Article by Pat Buchanan.
Though their population, like Pakistan’s, is anti-American, neither Turkey nor Egypt is openly hostile. Yet both pursue policies that clash with U.S. policy. And this new distance from Washington is being met with the approval of Turks and Egyptians. For the one thing all of the uprisings of the Arab Spring have had in common is a desire of these peoples to be rid of American hegemony.
Indeed, taking inventory after four months of Arab revolts, it is difficult not to declare America a net loser.
Our ally of 30 years, Mubarak, was overthrown. The new government is moving away from us. Our ally in Tunisia was ousted.
Our unpopular and ruthless ally in Yemen is still fighting for survival. The brutality shown by our friend, Bahrain’s King Khalifa, against peaceful Shiite demonstrators probably means eventual loss of basing rights for the U.S. Fifth Fleet.
We are to begin pulling troops out of Afghanistan this summer and complete the withdrawal in 2014. We are down from 170,000 troops in Iraq to 50,000. All are to be gone by year’s end.
Americans have had their fill of nation-building.
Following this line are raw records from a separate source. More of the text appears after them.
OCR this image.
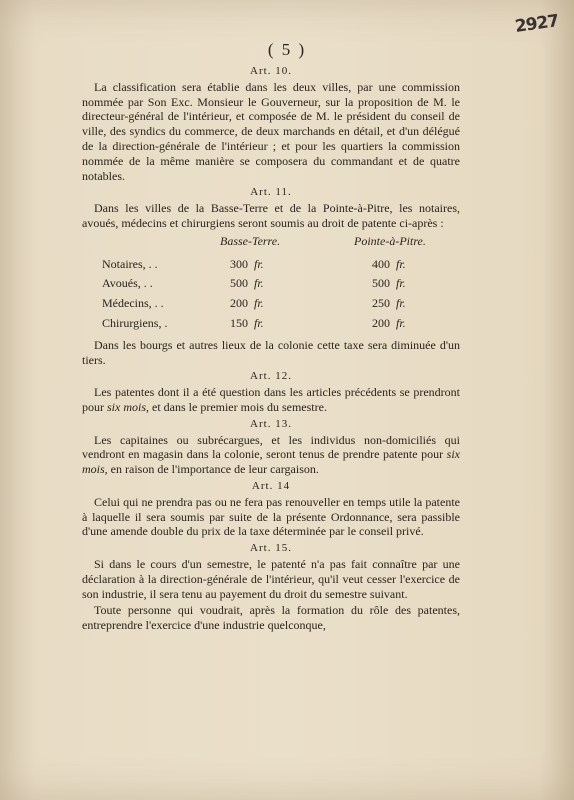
2927
( 5 )
Art. 10.

La classification sera établie dans les deux villes, par une commission nommée par Son Exc. Monsieur le Gouverneur, sur la proposition de M. le directeur-général de l'intérieur, et composée de M. le président du conseil de ville, des syndics du commerce, de deux marchands en détail, et d'un délégué de la direction-générale de l'intérieur ; et pour les quartiers la commission nommée de la même manière se composera du commandant et de quatre notables.

Art. 11.

Dans les villes de la Basse-Terre et de la Pointe-à-Pitre, les notaires, avoués, médecins et chirurgiens seront soumis au droit de patente ci-après :

	Basse-Terre.		Pointe-à-Pitre.	
Notaires, . .	300	fr.	400	fr.
Avoués, . .	500	fr.	500	fr.
Médecins, . .	200	fr.	250	fr.
Chirurgiens, .	150	fr.	200	fr.

Dans les bourgs et autres lieux de la colonie cette taxe sera diminuée d'un tiers.

Art. 12.

Les patentes dont il a été question dans les articles précédents se prendront pour six mois, et dans le premier mois du semestre.

Art. 13.

Les capitaines ou subrécargues, et les individus non-domiciliés qui vendront en magasin dans la colonie, seront tenus de prendre patente pour six mois, en raison de l'importance de leur cargaison.

Art. 14

Celui qui ne prendra pas ou ne fera pas renouveller en temps utile la patente à laquelle il sera soumis par suite de la présente Ordonnance, sera passible d'une amende double du prix de la taxe déterminée par le conseil privé.

Art. 15.

Si dans le cours d'un semestre, le patenté n'a pas fait connaître par une déclaration à la direction-générale de l'intérieur, qu'il veut cesser l'exercice de son industrie, il sera tenu au payement du droit du semestre suivant.

Toute personne qui voudrait, après la formation du rôle des patentes, entreprendre l'exercice d'une industrie quelconque,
We cannot afford any more decade-long wars where the benefits to the American people have to be endlessly explained.
Why is America’s footprint shrinking in that part of the world?
First, Americans have never been less popular there, and one demand of every revolution is for a new government, independent of the United States, that will defend the national sovereignty.
Second, we are broke. We can no longer afford the bases. We can no longer afford the wars. We can no longer afford the aid.
Third, the true vital interest of the United States in this part of the world is that these Islamic countries not become base camps of terror, especially nuclear terror, targeted against the United States.
That end is surely better served by packing and departing than by staying and fighting.